Another day has passed and my beloved Sobe is still missing. I want to thank all of you that have posted advice in my diaries or sent me words of encouragement. Sobe is part of this family, and without him an essential part of the family is missing.
I didn't search as much today as I have the past few days. My new strategy has been to yell his name for several minutes each time I go outside. I also did some work in the garage and left the garage open for much of the day in hopes that he'd run right in at some point.
None of the food we've put down has been touched at all since he's been missing. That is something that really worries me. He'd never pass up a chance at wet food, especially tuna. I still put out a can each day in hopes that one night he will wander up somehow and realize this is home.
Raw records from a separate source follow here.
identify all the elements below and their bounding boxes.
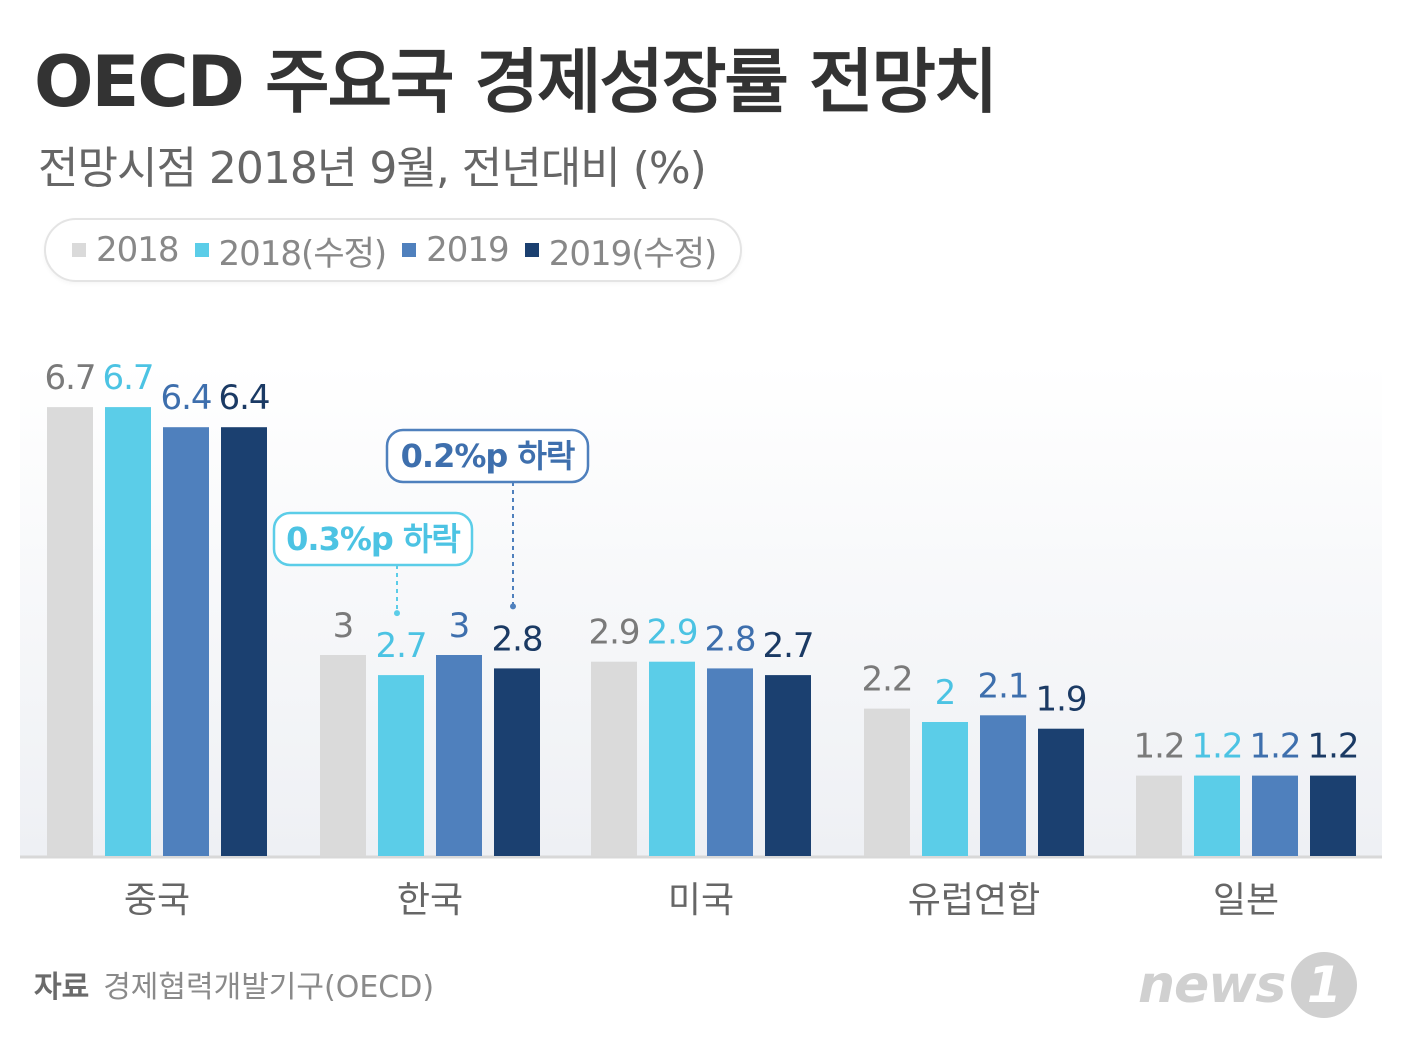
data-label: 6.4 [218, 378, 269, 418]
bar [707, 668, 753, 856]
bar [1038, 728, 1084, 856]
legend-label: 2019(수정) [548, 233, 718, 274]
annotation-callout [385, 428, 590, 484]
data-label: 2.2 [861, 660, 912, 700]
bar [105, 407, 151, 856]
legend-item-2018: 2018 [72, 230, 180, 270]
data-label: 1.2 [1307, 727, 1358, 767]
data-label: 3 [449, 606, 470, 646]
source-text: 경제협력개발기구(OECD) [103, 970, 435, 1005]
data-label: 2.8 [704, 619, 755, 659]
bar [980, 715, 1026, 856]
legend-swatch-icon [402, 243, 417, 257]
data-label: 2.7 [762, 626, 813, 666]
news1-logo: news 1 [1138, 952, 1358, 1018]
source-note: 자료 경제협력개발기구(OECD) [34, 962, 434, 1006]
legend-swatch-icon [72, 243, 86, 257]
logo-text: news [1138, 955, 1286, 1015]
bar [922, 722, 968, 856]
data-label: 2.7 [375, 626, 426, 666]
category-label: 유럽연합 [908, 880, 1040, 921]
bar [47, 407, 93, 856]
bar [436, 655, 482, 856]
bar [765, 675, 811, 856]
data-label: 3 [333, 606, 354, 646]
chart-subtitle: 전망시점 2018년 9월, 전년대비 (%) [38, 143, 707, 194]
bar [1194, 775, 1240, 856]
data-label: 2.1 [977, 666, 1028, 706]
legend-label: 2018 [96, 230, 180, 270]
data-label: 1.2 [1191, 727, 1242, 767]
data-label: 1.2 [1133, 727, 1184, 767]
bar [1136, 775, 1182, 856]
source-label: 자료 [34, 970, 90, 1005]
bar [320, 655, 366, 856]
data-label: 6.7 [44, 358, 95, 398]
logo-badge-icon: 1 [1291, 952, 1358, 1018]
bar [864, 708, 910, 856]
data-label: 1.2 [1249, 727, 1300, 767]
bar [1252, 775, 1298, 856]
legend-label: 2018(수정) [218, 233, 388, 274]
bar [378, 675, 424, 856]
annotation-text: 0.2%p 하락 [401, 437, 575, 475]
legend-item-2019-revised: 2019(수정) [524, 226, 718, 275]
legend-item-2018-revised: 2018(수정) [194, 226, 388, 275]
legend-item-2019: 2019 [402, 230, 510, 270]
bar [649, 661, 695, 856]
chart-title: OECD 주요국 경제성장률 전망치 [34, 41, 998, 123]
legend-swatch-icon [524, 243, 539, 257]
data-label: 2.8 [491, 619, 542, 659]
bar [591, 661, 637, 856]
data-label: 2.9 [646, 613, 697, 653]
annotation-leader-dot [510, 603, 516, 610]
category-label: 중국 [124, 880, 190, 921]
legend-swatch-icon [194, 243, 209, 257]
category-label: 미국 [668, 880, 734, 921]
annotation-callout [272, 511, 474, 567]
bar [221, 427, 267, 856]
data-label: 2 [935, 673, 956, 713]
data-label: 1.9 [1035, 680, 1086, 720]
data-label: 6.7 [102, 358, 153, 398]
annotation-text: 0.3%p 하락 [286, 520, 460, 558]
category-label: 한국 [397, 880, 463, 921]
bar [494, 668, 540, 856]
data-label: 2.9 [588, 613, 639, 653]
bar [163, 427, 209, 856]
data-label: 6.4 [160, 378, 211, 418]
annotation-leader-dot [394, 610, 400, 617]
bar [1310, 775, 1356, 856]
legend-label: 2019 [426, 230, 510, 270]
legend: 2018 2018(수정) 2019 2019(수정) [44, 218, 742, 282]
category-label: 일본 [1213, 880, 1279, 921]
His sister, Boca, has noticed he is missing. She meows a lot more lately, almost as if she is calling out to him. Someone mentioned that it may be beneficial to take her outside and maybe Sobe would hear her and come home. Does anyone else think this is a good idea? I don't want to create undue stress for Boca if it isn't worth doing. She really hates being outdoors.
In my heart I feel like he isn't near me at all. I feel like he is far far away. I hope I am wrong. Last night Boca jumped into bed and began rubbing on me just like her brother normally does. In a haze of sleep, I thought it was him and that he had somehow found a way in. I excitedly found a light switch to turn on the light and quickly realized it was not him.
When I am out calling his name, I feel like I hear a reply sometimes. I've been assured this is my mind playing tricks on me by everyone else who has listened. I think they are right.
We checked the one lead we had today at the SPCA. The cat found was not Sobe. My last hope is that he was somehow locked in a garage or one of the houses under construction but locked up at night. The workers should return tomorrow and open up the houses, so I am hoping he'll run out and come right home.
Please send positive thoughts or say a prayer if that's something that you do. My family misses Sobe a great deal and things just aren't right without him.